The second approach could use enzyme replacement therapy. This type of therapy is currently being used to treat a number of other lysosomal storage diseases.
“But none of the diseases which there are currently enzyme replacement therapies have significant brain involvement,” Charrow said. “And this is where the problem pertaining to curing Tay-Sachs lies. There is a significant amount of brain involvement when it comes to Tay-Sachs."
The other predicament with the brain is the blood-brain barrier, which prevents large molecules from passing into the brain, he said.
“People have labored for about 40 years to find out how to get things passed that barrier.
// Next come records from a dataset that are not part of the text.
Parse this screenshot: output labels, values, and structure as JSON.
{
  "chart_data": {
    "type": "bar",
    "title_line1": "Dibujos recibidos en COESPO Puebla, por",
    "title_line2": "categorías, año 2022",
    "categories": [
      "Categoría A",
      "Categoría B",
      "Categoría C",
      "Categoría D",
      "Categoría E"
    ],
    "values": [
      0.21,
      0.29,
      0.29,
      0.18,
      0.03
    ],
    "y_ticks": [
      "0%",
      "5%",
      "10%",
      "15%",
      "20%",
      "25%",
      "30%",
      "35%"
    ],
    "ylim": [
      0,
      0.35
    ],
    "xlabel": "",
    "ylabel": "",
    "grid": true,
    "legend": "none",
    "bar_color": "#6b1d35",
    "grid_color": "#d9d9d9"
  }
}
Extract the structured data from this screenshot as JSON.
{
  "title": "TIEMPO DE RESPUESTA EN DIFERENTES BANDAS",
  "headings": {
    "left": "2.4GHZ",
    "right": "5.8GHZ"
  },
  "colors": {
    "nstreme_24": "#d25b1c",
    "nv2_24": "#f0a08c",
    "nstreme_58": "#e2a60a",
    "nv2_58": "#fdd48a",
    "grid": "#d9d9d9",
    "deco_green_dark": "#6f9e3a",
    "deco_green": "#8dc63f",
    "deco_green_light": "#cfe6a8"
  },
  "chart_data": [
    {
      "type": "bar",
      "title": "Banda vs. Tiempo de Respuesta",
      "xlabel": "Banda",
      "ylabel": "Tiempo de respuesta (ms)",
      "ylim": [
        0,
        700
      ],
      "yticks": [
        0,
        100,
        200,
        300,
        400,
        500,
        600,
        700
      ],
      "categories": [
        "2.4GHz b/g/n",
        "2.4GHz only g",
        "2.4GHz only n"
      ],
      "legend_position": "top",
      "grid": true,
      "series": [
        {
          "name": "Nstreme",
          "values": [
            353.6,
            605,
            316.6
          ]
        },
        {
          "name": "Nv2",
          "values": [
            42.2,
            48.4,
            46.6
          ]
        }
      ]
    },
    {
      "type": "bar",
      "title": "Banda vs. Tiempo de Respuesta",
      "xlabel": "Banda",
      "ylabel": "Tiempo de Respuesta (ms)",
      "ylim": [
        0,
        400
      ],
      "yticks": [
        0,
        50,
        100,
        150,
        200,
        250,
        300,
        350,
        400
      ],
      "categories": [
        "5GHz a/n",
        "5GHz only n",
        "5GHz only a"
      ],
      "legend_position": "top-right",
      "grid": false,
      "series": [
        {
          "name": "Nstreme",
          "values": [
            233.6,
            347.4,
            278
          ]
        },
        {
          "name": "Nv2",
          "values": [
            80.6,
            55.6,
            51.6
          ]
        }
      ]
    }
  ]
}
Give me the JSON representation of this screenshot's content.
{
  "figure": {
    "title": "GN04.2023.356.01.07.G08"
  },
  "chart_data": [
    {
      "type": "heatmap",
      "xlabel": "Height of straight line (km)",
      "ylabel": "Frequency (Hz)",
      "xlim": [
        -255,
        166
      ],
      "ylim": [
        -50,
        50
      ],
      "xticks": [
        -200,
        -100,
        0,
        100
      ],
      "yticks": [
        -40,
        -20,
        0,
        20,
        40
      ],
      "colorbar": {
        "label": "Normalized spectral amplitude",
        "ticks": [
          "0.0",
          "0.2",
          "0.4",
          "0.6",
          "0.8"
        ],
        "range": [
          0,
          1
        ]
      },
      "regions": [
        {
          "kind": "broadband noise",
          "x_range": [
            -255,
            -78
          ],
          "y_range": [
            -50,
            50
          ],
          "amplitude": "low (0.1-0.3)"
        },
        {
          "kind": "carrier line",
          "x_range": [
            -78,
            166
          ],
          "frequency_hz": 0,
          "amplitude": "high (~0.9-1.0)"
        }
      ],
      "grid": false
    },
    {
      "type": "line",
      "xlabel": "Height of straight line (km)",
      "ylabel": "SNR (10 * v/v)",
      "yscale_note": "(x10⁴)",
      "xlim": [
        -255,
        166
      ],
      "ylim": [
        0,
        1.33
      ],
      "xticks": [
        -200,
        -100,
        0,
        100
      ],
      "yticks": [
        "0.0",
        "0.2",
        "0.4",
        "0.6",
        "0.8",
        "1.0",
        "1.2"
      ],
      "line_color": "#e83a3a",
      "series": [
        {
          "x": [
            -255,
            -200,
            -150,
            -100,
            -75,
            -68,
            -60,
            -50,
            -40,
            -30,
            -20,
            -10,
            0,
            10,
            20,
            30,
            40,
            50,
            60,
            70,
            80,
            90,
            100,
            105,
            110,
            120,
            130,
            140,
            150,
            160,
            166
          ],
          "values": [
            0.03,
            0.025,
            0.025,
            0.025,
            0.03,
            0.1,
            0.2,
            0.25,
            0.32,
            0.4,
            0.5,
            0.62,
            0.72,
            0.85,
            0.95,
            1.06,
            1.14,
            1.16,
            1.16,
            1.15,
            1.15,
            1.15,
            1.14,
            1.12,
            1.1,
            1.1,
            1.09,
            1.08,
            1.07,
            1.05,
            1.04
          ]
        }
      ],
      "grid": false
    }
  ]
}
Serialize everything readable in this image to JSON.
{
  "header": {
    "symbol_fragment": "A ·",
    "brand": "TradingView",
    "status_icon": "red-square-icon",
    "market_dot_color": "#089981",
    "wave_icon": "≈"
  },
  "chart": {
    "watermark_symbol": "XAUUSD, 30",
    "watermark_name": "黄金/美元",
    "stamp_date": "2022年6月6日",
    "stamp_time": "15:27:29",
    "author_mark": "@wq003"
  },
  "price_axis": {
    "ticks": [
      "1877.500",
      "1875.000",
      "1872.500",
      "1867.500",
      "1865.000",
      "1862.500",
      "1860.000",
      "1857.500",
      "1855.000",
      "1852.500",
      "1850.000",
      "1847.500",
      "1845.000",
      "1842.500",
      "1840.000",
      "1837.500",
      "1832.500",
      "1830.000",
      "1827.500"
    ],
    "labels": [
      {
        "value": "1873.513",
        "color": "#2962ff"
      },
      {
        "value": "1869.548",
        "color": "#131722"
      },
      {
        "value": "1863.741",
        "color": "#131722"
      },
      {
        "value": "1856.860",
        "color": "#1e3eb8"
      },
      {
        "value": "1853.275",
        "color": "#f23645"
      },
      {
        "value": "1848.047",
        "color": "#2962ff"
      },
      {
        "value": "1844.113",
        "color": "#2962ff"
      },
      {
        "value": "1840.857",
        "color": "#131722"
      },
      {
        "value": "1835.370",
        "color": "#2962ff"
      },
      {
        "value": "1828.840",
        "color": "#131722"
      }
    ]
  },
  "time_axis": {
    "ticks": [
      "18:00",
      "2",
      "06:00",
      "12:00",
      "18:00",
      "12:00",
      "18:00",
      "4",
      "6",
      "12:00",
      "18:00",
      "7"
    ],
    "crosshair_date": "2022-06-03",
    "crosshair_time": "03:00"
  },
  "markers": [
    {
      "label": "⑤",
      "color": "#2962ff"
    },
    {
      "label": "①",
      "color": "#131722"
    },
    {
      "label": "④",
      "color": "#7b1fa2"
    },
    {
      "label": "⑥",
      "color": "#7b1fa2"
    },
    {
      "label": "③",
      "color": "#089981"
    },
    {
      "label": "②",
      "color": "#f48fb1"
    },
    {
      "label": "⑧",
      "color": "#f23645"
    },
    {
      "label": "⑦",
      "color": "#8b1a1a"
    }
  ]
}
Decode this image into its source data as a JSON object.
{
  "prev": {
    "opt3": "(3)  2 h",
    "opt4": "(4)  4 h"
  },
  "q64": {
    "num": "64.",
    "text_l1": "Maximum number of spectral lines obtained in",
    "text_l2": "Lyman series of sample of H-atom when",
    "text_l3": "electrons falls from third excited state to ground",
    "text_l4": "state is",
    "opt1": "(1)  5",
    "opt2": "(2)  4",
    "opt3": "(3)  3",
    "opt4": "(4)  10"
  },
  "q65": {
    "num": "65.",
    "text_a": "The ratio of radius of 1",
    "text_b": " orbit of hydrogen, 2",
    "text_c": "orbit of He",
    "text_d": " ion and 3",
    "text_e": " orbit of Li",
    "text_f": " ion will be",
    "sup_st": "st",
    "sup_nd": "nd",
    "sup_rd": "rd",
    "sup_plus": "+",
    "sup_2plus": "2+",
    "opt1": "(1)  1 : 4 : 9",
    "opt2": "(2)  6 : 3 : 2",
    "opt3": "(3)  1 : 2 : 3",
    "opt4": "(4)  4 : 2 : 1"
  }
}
There has been some progress in understanding the blood brain barrier and finding ways to sneak things across it, but that research is at a pretty basic level," Charrow said.
The third potential approach to curing Tay-Sachs is finding drugs that can decrease the rate of production of ganglioside GM2, a fatty substance that accumulates in the brain of Tay-Sachs patients.
“The idea would be to decrease the rate of GM2 so that there would be less accumulation. And people are working on that in animal models and in tissue cultures,” Charrow said.
Research for a cure also involves money. The National Institute of Health recently granted $3.5 million to the Tay-Sachs Gene Therapy Consortium, which will conduct the first comprehensive Tay-Sachs Natural History study, according to Susan Kahn, the executive director of the National Tay-Sachs & Allied Diseases Association. The study will be instrumental in designing a future clinical trial.
“There’s a lot going on and it’s not specifically for Tay-Sachs disease but for very closely related conditions in which the technology should be transferrable from one disease to the other,” Charrow said. There are about 40 other lysosomal storage diseases.
Bihn agreed, “Theoretically, if we can cure one neurological disease that’s going to have serious ramifications on other neurological diseases.”